The location in Becket, MA is charming and the views are stunning. I felt inspired standing at the first theatre in the United States designed specifically for dance. It is fantastic to think about how dance has grown as an art form since that time.
After staring into space in awe of the history at Jacob’s Pillow, I pinched myself and decided to go for a walk. Lucky for me, Northrop’s previous student engagement intern, Abby, was working at The Pillow and was able to show me around. After dancing in the rehearsal space, purchasing my very own Jacob’s Pillow wine glass, visiting the archives, and polishing off a delicious dinner, I made my way into the intimate Doris Duke Theatre for a captivating evening of dance.
The first piece performed was Bow (2014), a striking male duet.Inspired by the tradition of Korean archery, Bow examines the physical training as well as the mindfulness needed to execute archery successfully. To me, the philosophical idea underneath explores the moment when you pull back the string—it’s very slow and tranquil. However, when you release it, it goes fast.

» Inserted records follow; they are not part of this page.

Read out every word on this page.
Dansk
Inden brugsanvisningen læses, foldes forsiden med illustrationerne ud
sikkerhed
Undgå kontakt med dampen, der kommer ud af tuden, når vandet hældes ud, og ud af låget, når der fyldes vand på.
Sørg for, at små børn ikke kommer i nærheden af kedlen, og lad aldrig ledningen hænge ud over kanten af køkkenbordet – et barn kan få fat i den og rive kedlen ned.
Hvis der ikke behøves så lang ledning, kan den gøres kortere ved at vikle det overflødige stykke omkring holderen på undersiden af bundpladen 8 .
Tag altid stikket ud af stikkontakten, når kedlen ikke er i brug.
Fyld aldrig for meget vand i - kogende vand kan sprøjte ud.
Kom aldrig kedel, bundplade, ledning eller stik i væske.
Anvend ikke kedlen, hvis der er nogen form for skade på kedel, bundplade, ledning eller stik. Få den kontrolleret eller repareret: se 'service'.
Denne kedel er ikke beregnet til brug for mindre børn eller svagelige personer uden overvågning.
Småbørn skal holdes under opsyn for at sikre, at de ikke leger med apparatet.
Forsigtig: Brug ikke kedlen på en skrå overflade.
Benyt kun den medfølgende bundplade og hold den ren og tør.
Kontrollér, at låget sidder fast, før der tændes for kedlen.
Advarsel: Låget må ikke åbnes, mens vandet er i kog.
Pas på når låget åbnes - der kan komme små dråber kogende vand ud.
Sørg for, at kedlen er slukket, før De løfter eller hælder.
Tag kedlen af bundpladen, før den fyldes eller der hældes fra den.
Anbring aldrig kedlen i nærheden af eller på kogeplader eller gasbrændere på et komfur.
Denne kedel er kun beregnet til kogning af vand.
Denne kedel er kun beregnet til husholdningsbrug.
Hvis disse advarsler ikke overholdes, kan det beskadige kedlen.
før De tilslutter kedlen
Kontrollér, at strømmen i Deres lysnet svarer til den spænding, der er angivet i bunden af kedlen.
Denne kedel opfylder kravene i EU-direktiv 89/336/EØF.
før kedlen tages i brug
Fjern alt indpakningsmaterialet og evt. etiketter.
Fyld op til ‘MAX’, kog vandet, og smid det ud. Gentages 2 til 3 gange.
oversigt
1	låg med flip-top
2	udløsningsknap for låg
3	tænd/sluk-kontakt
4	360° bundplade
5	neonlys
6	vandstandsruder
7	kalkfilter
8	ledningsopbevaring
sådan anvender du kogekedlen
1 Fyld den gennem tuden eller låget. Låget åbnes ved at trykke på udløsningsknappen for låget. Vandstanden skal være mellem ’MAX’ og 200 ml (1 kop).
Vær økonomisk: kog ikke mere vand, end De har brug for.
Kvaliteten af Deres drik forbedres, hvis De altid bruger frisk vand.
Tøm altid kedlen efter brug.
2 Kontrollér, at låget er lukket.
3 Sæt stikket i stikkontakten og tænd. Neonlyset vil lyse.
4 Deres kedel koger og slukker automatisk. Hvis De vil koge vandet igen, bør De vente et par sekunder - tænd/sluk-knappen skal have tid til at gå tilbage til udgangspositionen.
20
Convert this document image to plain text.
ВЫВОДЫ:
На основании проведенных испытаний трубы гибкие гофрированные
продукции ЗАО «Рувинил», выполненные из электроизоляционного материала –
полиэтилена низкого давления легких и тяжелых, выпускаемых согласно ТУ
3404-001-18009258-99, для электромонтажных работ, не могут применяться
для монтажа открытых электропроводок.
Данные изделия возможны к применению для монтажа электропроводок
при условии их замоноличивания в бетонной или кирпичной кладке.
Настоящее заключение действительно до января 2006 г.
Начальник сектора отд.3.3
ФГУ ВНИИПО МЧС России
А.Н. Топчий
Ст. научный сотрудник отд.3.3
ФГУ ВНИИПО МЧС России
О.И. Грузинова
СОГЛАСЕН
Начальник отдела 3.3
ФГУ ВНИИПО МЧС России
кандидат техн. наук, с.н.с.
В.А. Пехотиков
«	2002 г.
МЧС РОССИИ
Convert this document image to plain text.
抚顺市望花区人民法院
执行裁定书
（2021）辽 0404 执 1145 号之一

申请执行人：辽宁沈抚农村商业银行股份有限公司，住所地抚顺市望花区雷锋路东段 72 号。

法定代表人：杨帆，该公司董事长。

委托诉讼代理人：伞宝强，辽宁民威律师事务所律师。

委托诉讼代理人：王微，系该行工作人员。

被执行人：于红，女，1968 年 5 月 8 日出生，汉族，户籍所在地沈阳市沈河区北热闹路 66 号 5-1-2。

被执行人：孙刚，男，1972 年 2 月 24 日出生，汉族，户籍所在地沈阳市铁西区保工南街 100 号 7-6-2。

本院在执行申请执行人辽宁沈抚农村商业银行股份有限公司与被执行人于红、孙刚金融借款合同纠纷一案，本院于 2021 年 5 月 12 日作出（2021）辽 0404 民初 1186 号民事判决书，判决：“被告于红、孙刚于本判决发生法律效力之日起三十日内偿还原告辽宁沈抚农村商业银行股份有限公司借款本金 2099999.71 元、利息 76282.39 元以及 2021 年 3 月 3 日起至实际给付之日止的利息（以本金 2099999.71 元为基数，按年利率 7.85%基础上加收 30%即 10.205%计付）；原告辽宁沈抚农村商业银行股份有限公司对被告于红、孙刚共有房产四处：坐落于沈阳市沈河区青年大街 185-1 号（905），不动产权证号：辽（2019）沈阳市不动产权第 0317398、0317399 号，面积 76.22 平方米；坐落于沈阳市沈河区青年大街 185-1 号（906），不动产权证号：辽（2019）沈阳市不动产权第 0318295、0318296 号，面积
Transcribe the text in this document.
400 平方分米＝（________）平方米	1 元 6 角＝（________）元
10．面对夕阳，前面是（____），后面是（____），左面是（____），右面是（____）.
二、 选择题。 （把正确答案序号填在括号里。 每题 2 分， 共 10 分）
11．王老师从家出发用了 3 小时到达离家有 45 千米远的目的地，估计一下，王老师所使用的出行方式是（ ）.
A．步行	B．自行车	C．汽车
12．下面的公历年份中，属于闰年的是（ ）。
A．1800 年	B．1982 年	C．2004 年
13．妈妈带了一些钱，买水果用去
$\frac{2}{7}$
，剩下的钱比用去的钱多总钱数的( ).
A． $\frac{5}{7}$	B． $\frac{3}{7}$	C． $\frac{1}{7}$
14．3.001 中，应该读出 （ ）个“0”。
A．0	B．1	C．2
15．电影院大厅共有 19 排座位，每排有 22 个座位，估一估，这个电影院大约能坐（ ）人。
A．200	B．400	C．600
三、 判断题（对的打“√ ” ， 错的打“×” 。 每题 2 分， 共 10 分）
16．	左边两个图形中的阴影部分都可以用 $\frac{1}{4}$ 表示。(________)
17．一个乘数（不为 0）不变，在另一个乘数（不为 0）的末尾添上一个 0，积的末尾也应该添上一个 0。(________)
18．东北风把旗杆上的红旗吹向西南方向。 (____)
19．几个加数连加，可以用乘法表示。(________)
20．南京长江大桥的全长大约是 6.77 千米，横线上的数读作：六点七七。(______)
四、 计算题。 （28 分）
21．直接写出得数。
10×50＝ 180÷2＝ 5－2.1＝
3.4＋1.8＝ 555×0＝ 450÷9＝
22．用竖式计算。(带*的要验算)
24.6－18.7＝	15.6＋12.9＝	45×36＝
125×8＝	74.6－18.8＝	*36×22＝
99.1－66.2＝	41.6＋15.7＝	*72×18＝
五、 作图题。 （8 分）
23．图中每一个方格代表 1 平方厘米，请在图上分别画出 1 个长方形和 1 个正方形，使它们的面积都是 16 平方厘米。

The partnering reflected this. It was innovative and showed fast and slow movement—harsh and gentle. I also found it refreshing to see two males partner together.
The ensemble work Balance and Imbalance (2010) was full of clever choreography between the dancers and was accompanied onstage by two traditional Korean drummers and a pansori singer. It’s my understanding that the term “pansori” is derived from “pan” (Korean meaning: "a place where many people gather"), and “sori” (Korean meaning: "sound"). This traditional music (from the 17th century), was mixed with present-day movement and I enjoyed the juxtaposition in that. The vocals were also in Korean. Although I didn’t literally understand the words, the acting conveyed allowed me to follow along. Additionally, Balance and Imbalance shows off the dancers’ strength and physicality. There are flips, lifts, and jumps that are really athletic and exciting to watch.
So, although no one seems to pronounce “Bereishit” the same, I think we can all agree that the work was physical with fresh choreography and creative and playful movement. We were in standing in amazement and applauding at the end. I am very grateful that I get to see Bereishit Dance Company at Northrop again in February – I can hardly wait.